感覚が、一気に正常に戻っていく。視界の揺れが静まっていく。一華は息を整えると、扉の向こうの二葉に対して「大丈夫よ」と答えた。
「少し動揺してしまっただけ。体調に問題はないわ」
「本当に? お姉さま、さっきとても顔色が悪かったけれど……」
「もう平気。心配かけてごめんなさい。少ししたら戻るわ」
つい先ほどまで正常な呼吸すらできなかったにも関わらず、自分の口から出る声は意外にも落ち着いていた。二葉も、一華の声に無理している様子が感じられなかったからか、それ以上追及することなく「分かったわ」と答えた。
「じゃあ、私は先に戻ってるわ。絶対に、絶対に無理してはダメだからね」
二葉は念を押すと、少し遅い足取りでトイレを出ていった。
トイレの扉が閉まる音を聞いた後、一華は大きく息を吐いた。
握っていた手を開く。そこには、あれだけ強く輝いていた光の一粒さえも残っていなかった。胸に現れた模様も、そのときに感じた痛みも、きれいに消えている。すべてが一華の幻覚が何かだったかのように、きれいになくなっている。
あれは、何だったのだろう。
わずかに酔いが残った頭で、一華は考える。どうして突然一華の身にあんなものが現れたのか。そもそも、あれは本当に魔法だったのか。本当に魔法だった場合、それはいったいどういうことなのだろうか。近くに魔法使いが潜んでいて、一華に何かを仕掛けたのだろうか。
鳴りを潜めた気持ち悪い熱。気にしすぎているだけかもしれないけれど、その何かの存在が、まだ身体の中にあるような感じがした。
何も分からない。信じられないことしかなかった。
誰かに相談したい。
でも、こんな不確実なことを今話してしまったら。
一華は壁に手をついてゆっくりと立ち上がった。汚れることなんて考えず床に座り込んでしまったから、服が汚れていないか確認する。
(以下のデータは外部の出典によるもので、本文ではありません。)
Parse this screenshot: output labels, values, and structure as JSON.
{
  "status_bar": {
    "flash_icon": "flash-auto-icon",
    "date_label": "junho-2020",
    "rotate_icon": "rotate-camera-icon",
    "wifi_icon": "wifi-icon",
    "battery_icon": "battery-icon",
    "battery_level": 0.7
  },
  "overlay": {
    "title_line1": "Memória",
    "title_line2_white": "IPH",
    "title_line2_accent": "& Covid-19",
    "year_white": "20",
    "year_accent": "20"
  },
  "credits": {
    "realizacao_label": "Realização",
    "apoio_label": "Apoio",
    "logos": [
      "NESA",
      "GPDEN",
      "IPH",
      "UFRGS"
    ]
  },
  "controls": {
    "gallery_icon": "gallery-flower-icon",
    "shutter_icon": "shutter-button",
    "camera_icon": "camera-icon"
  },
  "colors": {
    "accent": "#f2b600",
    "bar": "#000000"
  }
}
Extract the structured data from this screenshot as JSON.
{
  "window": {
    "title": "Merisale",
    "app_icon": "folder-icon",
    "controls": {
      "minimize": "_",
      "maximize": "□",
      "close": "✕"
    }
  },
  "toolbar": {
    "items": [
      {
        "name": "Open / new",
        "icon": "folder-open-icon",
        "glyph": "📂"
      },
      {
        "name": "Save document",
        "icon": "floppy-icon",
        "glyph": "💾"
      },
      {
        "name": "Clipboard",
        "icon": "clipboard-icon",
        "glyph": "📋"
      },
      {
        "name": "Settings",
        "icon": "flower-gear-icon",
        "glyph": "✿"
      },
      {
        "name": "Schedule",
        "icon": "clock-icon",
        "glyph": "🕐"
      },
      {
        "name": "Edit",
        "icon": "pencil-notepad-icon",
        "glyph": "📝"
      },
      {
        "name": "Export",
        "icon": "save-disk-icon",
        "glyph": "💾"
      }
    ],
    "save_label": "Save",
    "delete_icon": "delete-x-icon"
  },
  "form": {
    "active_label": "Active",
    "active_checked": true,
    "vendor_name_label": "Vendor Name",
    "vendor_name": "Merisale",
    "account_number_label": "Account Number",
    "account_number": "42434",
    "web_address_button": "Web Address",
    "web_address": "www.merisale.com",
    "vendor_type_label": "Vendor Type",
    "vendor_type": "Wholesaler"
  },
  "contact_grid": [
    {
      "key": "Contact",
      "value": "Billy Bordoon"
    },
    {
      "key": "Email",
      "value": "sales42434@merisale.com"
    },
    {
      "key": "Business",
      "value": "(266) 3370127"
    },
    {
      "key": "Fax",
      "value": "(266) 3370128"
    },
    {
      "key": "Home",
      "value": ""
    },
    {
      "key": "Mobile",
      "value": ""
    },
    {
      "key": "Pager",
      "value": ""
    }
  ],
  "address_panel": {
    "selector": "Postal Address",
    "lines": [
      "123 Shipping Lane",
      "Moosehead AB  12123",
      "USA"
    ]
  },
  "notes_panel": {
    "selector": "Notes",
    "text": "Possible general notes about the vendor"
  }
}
個室から出て、鏡の前まで移動する。自分を見つめる自分の顔。顔色も、表情も、いつも通りだ。
「よし」
深呼吸を数回繰り返して、気を引き締める。
あの不可思議な感覚が戻ってくる気配はない。考えたいことは多いけれど、まずは戻らないと。今は桜草樹の一員として、亡くなった代表を送り出さないと。
大丈夫、と心の中で唱えて、一華は扉を開けた。